Phase II Study of a JAK1/2 Inhibitor Ruxolitinib for Systemic Chronic Active Epstein-Barr Virus Disease: An Investigator-Initiated Trial

Background: Systemic chronic active Epstein-Barr virus disease (sCAEBV) is a rare EBV-positive T- or NK-lymphoproliferative disease. Although the only curative treatment for sCAEBV available now is allogeneic hematopoietic stem cell transplantation (allo-HSCT), the presence of disease activity, persistent inflammation, at the time of allo-HSCT is associated with poor outcomes (Am J Hem.2022, 97, p780). STAT3 is constitutively activated contributing to cytokine production and cell survival of EBV-infected cells in sCAEBV (Oncotarget. 2019, 9, p31077). Thus, STAT3 inhibition by ruxolitinib, a JAK1/2 inhibitor, may be effective against disease activity of sCAEBV.

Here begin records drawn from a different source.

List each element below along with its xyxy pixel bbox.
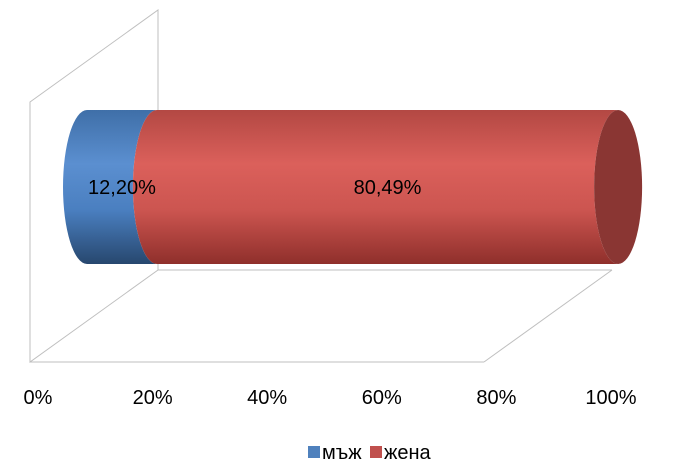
bar-segment-male: [63, 110, 157, 264]
legend: мъж жена: [308, 442, 432, 464]
bars-group: [63, 110, 643, 264]
data-label-male: 12,20%: [88, 177, 156, 199]
x-tick-label: 80%: [476, 387, 516, 409]
legend-label-male: мъж: [322, 442, 362, 464]
x-tick-label: 0%: [24, 387, 53, 409]
data-label-female: 80,49%: [354, 177, 422, 199]
x-tick-labels: 0% 20% 40% 60% 80% 100%: [24, 387, 637, 409]
x-tick-label: 60%: [362, 387, 402, 409]
legend-label-female: жена: [384, 442, 432, 464]
x-tick-label: 40%: [247, 387, 287, 409]
x-tick-label: 100%: [585, 387, 636, 409]
plot-frame: [29, 9, 613, 363]
bar-end-cap: [594, 110, 643, 264]
legend-swatch-male: [308, 446, 320, 458]
data-labels-group: 12,20% 80,49%: [88, 177, 422, 199]
x-tick-label: 20%: [133, 387, 173, 409]
bar-segment-female: [132, 110, 619, 264]
floor-right-edge: [483, 269, 613, 363]
legend-swatch-female: [370, 446, 382, 458]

Methods: We conducted an investigator-initiated trial of open-label, phase 2, prospective and multicenter to assess the efficacy and safety of ruxolitinib in sCAEBV patients with disease activity. The diagnostic criteria were as follows: elevated EBV-DNA load in the peripheral blood (PB) (>10^2.5 copies/µg DNA); EBV infected T or NK cells detected in affected tissues or PB; systemic inflammatory symptoms persisting for more than three months; exclusion of other possible diagnoses, such as immune deficiencies, autoimmune diseases, or lymphoma (Blood adv. 2021, 4, p2918). sCAEBV patients ≥13 y.o. with fever (≥ 37.5 ºC), and/or liver dysfunction (ALT ≥ 2.0 × ULN) were enrolled. Anti-VCA-IgM-positive patients were excluded. The initiation dose of ruxolitinib was 5-20 mg twice a day determined by the platelet count in PB. The treatment effects were classified as complete response (CR), partial response (PR), progressive disease (PD), and stable disease (SD). CR was defined as the disappearance of all the elements of disease activity such as fever, liver dysfunction, uveitis, progressive skin lesions, and vasculitis. PR was defined as the disappearance of at least one of the elements listed above. PD was defined as the conversion to active disease, exacerbation of active disease, or the development of overt T- or NK-cell lymphoma. SD was defined as presenting no progression. Ruxolitinib was administered for eight weeks. If CR was observed and allo-HSCT was scheduled, ruxolitinib was terminated early even if these events had occurred within less than eight weeks after initiating investigational drug administration. The primary endpoint of efficacy assessments was CR rate at eight weeks after the initiation of drug administration or at the time of early termination. Safety was assessed based on the frequency of adverse events defined by Common Terminology Criteria for Adverse Events, version 4.0.

Results: Nine patients were enrolled between January 2019 and August 2021; five males and four females aged 13-64 y.o.; median age of 40 y.o. The types of EBV-infected cells were as follows: four were CD4, one was CD8, and four were CD56. Seven patients completed the study. Five among them received ruxolitinib for eight weeks and were treated as outpatients. Two patients fulfilled the criteria of early termination and each was treated for 35 and 12 days. The responses are shown in the figure. CR rate and OR rate after eight weeks or at early termination, the primary and the secondary endpoints were 28.6% (2/7) and 42.9% (3/7), respectively. No one showed progressive disease. One patient developed a grade 4 adverse event of oral bleeding during the treatment and resulted in discontinuing the administration of ruxolitinib on day 13. Seven patients received allo-HSCT. Five patients achieved undetectable level of EBV-DNA PB after allo-HSCT.

Conclusion: The results indicate that ruxolitinib has demonstrated encouraging effects and is a potent therapeutic reagent against sCAEBV with active disease. Further analysis shall complete its assessment.